The result of the query above yields 4000 results, w/ success status in 1.36s. Here’s the first one:

{
    "completed_requests": {
      "ElapsedTime": "13.313917777s",
      "ErrorCount": 0,
      "PhaseCounts": {
        "Fetch": 9841,
        "PrimaryScan": 9841,
        "Sort": 10
      },
      "PhaseOperators": {
        "Fetch": 1,
        "PrimaryScan": 1,
        "Sort": 1
      },
      "RequestId": "da8f0981-a3b0-4a0e-8745-9fe693a30938",
      "ResultCount": 5,
      "ResultSize": 2726,
      "ServiceTime": "13.312824699s",
      "State": "completed",
      "Statement": "*removed for privacy*",
      "Time": "2016-10-25 17:30:59.906734729 +0000 UTC"
    }
  },

Which are you using to insert the documents, N1QL INSERT or key-value?

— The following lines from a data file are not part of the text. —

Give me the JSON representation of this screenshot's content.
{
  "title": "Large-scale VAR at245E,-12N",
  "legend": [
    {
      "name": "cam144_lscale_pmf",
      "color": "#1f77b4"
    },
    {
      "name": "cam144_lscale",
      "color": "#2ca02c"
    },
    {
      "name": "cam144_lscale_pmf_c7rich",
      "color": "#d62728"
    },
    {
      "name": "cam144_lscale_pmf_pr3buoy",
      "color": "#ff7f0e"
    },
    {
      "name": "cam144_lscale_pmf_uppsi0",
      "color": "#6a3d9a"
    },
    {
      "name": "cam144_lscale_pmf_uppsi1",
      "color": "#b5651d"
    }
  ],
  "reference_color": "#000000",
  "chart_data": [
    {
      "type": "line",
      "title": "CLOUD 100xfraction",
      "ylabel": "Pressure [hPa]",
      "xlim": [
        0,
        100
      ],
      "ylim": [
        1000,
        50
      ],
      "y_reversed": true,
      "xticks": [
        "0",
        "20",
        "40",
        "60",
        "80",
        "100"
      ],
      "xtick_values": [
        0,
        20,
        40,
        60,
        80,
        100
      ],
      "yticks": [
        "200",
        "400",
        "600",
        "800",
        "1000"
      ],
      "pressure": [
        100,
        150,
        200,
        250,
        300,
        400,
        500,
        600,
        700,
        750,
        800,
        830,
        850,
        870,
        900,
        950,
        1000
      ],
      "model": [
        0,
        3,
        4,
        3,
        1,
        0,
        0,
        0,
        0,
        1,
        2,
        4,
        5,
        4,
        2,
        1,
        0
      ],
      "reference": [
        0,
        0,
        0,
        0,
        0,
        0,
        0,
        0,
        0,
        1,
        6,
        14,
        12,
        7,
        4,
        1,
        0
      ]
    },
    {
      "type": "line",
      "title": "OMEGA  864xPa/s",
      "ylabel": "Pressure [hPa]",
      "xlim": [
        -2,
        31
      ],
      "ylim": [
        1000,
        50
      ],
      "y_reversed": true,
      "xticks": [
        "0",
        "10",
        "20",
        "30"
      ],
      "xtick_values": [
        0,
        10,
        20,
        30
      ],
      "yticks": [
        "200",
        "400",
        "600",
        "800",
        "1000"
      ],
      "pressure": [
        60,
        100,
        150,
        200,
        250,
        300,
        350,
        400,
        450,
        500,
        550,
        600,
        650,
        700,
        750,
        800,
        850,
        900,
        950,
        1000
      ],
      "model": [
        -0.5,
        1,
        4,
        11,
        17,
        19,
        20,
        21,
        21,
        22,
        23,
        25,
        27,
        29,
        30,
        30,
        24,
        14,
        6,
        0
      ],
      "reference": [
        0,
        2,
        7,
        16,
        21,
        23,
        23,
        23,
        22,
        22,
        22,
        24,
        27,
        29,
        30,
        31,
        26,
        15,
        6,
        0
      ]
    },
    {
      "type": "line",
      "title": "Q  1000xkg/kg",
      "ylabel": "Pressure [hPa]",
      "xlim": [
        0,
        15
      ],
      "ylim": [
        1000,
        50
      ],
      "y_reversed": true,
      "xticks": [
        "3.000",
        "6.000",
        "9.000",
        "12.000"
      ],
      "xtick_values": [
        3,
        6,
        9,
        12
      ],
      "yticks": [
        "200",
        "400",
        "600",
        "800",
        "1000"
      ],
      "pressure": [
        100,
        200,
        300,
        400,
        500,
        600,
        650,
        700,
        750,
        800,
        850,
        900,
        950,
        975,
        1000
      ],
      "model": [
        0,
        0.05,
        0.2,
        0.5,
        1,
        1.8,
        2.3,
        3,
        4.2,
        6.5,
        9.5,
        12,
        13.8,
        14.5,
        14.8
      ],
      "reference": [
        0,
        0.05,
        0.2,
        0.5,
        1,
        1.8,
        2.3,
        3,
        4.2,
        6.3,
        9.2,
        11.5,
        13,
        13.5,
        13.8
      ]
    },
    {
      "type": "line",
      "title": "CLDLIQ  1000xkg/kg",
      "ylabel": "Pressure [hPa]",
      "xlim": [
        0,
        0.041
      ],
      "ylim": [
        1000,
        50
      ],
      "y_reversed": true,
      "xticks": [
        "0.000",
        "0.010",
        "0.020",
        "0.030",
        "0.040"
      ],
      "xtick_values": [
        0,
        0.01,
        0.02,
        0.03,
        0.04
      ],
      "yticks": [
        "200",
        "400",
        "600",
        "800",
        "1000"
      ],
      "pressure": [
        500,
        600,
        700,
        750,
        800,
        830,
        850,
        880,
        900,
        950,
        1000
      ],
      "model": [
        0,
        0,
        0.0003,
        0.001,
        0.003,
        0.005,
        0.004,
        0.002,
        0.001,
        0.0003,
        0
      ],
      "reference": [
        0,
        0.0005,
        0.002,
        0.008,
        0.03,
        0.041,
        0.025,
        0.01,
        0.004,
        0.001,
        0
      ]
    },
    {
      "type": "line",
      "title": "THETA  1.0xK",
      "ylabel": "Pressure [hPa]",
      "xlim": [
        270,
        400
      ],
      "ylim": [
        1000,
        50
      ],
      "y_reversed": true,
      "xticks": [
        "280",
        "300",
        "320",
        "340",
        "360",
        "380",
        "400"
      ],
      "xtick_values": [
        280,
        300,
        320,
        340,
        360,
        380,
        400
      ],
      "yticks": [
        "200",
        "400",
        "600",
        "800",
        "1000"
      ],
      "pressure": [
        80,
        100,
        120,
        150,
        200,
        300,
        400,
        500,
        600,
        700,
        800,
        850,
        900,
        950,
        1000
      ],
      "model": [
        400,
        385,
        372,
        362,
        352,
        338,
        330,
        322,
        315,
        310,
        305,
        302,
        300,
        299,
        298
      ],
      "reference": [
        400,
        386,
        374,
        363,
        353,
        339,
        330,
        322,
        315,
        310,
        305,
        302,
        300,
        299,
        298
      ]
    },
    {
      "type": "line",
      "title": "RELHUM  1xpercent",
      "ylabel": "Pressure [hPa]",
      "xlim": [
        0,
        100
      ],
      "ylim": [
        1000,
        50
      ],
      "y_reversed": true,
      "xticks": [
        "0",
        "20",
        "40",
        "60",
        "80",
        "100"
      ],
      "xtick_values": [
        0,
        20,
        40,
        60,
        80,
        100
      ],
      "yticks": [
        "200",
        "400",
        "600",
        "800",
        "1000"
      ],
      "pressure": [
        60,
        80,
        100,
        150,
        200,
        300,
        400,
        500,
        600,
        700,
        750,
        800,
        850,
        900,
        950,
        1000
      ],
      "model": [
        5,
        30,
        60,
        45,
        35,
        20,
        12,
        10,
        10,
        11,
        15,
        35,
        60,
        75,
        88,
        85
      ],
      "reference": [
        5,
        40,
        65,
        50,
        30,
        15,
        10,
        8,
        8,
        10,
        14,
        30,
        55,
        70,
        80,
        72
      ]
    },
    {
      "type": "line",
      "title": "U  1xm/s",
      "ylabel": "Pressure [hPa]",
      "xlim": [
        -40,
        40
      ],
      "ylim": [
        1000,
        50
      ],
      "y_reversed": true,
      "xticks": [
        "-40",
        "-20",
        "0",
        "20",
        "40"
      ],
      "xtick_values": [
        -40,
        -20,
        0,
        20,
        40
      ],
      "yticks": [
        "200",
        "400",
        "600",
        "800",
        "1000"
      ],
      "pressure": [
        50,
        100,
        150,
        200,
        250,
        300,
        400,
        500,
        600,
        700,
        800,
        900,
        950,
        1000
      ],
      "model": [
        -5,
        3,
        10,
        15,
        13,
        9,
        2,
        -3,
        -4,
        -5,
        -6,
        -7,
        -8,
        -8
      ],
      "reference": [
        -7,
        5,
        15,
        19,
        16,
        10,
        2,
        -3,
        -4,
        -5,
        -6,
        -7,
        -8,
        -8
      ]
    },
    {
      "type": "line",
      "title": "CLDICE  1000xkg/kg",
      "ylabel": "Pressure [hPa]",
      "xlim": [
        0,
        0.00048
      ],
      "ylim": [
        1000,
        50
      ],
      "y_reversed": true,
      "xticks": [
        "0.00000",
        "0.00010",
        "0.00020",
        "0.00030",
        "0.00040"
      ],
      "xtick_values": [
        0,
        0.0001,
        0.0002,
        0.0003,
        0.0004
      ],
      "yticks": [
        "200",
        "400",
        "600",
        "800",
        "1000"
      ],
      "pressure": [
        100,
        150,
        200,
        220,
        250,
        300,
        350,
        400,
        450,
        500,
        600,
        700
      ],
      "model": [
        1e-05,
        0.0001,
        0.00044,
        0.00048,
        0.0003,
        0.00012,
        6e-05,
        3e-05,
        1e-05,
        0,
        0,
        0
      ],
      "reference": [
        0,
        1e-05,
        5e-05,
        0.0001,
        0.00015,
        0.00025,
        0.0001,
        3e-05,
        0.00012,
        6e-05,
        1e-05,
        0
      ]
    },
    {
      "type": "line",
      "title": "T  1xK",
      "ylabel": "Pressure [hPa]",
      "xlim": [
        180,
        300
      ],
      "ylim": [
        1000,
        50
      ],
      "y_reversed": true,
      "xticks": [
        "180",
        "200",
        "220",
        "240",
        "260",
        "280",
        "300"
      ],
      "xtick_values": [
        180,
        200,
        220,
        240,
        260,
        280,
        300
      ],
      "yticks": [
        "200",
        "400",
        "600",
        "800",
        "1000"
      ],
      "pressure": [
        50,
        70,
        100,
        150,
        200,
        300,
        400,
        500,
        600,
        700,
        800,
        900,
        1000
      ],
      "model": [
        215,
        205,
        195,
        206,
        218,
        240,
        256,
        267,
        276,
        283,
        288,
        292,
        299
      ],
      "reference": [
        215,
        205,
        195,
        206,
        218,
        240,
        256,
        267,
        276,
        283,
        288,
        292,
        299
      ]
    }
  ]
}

Key-value, we’re using an ODM that does that for us. We insert one document at a time. Is it a bad approach?

I just wanted @keshav_m to have that context as he is helping you.

1 Like

@manusyone

From the completed_requests, I see your queries have the following:

  1. PRIMARY Scan – that’ll scan the entire data set (10K) to produce 5 documents.
  2. There is a SORT operation.

Please see the N1QL articles in DZone to design the right indexes and avoid ORDER BY, if possible.

@keshav_m And you believe the lack of indexes is the cause for such an enormous impact with such a low number of documents?

Regarding ORDER BY, this will be required for some operations, as the results are populating a listing that allows for sorting. I’ll take a look into creating indexes for my data.

@keshav_m, @geraldss, just to give you some more context, I’ve inserted 10k documents containing info about cities (name, country, coordinates…). All other documents regard other things like Users. Do you have any suggestions on how should I not account for those 10k documents when making operations in the other documents?